The Governor of the Bank of Ghana (BoG), Dr. Henry K. Wampah, has urged what he called the “big banks” in the country to provide financing to bridge the infrastructural gap and demands in the oil and gas sector.
“With the advent of oil and gas, the demands in the energy sector and the lack of infrastructure in the economy, we need banks with scale and the necessary international connections to leverage on international capital and provide the needed funding for these activities.
“Thus, while small banks are necessary to deal with the small and medium sector, there are no big banks that can shoulder the demands for large oil and infrastructure financing on their own without some regulatory intervention,” he said.
This, he said, does not bode well for the kind of rapid growth and economic transformation expected of a lower-middle income economy such as Ghana.
The Governor of BoG said this at the launch of First National as a universal bank in Accra.
He said while the country’s banking system has grown over the years and continues to attract prospective investors, domestic and foreign banks are virtually doing the same thing that the others are engaged in — thereby exhibiting the same handicaps as their forebears.
“The economy is growing and calling for a different kind of response from the banking sector,” he added.
According to the Governor, the banking industry is transforming globally — whereby size, linkages, innovation, diversity and resilience, buoyed by strong capital and good risk management is the name of the game.
He said though the operating environment has been challenging in recent times, this should not stop the banks from thinking globally and acting locally.
“In the wake of financial tsunamis and hurricanes, we must seek to grow our banks so that they will be responsive to our needs and able to withstand the turbulence and vulnerabilities in the banking landscape.”
Mr. Wampah added that the evolution of the banking system in response to the needs of the economy has to be taken seriously, saying: “We need to engage in serious discussions on these matters and we need to rise above partisan, parochial interests and look at ways of deepening our banking system which enables it to support the next stage of our economic growth”.
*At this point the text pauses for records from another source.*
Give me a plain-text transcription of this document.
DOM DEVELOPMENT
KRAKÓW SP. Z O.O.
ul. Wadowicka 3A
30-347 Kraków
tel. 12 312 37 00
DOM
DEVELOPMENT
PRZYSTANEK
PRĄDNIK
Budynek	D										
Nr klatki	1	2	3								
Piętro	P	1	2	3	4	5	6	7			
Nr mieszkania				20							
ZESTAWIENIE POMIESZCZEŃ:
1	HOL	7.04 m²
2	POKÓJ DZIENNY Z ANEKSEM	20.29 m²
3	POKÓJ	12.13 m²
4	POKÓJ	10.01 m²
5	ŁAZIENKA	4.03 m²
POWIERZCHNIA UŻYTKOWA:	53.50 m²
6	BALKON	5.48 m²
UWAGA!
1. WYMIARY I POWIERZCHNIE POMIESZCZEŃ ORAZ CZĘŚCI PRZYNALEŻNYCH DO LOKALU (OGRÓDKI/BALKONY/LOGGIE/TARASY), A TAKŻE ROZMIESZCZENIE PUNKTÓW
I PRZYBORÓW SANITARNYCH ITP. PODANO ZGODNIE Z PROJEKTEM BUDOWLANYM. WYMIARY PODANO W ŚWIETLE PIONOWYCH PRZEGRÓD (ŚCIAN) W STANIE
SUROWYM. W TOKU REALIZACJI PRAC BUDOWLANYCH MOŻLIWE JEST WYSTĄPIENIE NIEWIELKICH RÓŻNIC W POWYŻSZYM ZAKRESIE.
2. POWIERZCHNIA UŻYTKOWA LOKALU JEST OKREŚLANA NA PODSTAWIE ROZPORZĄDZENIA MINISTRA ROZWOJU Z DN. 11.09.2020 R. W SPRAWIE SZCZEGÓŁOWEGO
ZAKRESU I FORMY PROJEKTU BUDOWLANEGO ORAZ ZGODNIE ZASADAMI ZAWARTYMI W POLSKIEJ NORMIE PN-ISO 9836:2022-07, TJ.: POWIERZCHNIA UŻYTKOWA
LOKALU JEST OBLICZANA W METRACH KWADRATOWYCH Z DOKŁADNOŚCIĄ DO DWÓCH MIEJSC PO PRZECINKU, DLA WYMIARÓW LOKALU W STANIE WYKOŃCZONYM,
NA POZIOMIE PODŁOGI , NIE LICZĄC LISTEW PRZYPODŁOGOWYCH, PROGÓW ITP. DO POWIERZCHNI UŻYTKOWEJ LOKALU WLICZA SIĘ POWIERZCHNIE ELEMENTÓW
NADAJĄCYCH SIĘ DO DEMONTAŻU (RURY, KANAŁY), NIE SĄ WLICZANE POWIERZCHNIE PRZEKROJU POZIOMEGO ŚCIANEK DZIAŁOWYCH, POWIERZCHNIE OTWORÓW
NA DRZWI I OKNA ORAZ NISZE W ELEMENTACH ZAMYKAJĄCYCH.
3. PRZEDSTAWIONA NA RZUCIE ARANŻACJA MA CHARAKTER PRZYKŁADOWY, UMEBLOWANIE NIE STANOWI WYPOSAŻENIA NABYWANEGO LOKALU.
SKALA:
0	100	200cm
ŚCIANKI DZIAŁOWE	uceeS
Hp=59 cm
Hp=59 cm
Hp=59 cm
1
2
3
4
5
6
He said the central bank is prepared to engage and guide honest and frank discussions of these matters, and provide the necessary leadership in transforming the banking sector over the coming years.
In response to emerging trends in the banking landscape following the global financial crisis, Mr. Wampah said BoG is in the process of finalising a new Banks and SDI bill to address key weaknesses in the regulatory framework, as well as build a safety-net for small savers through the introduction of a deposit insurance scheme in the country.
These pieces of legislation, he said, will bolster the supervisory framework and build confidence in the banking system. He said these have received wide input from both domestic and external constituents, and will be placed before parliament in due course for further debate before passage into law.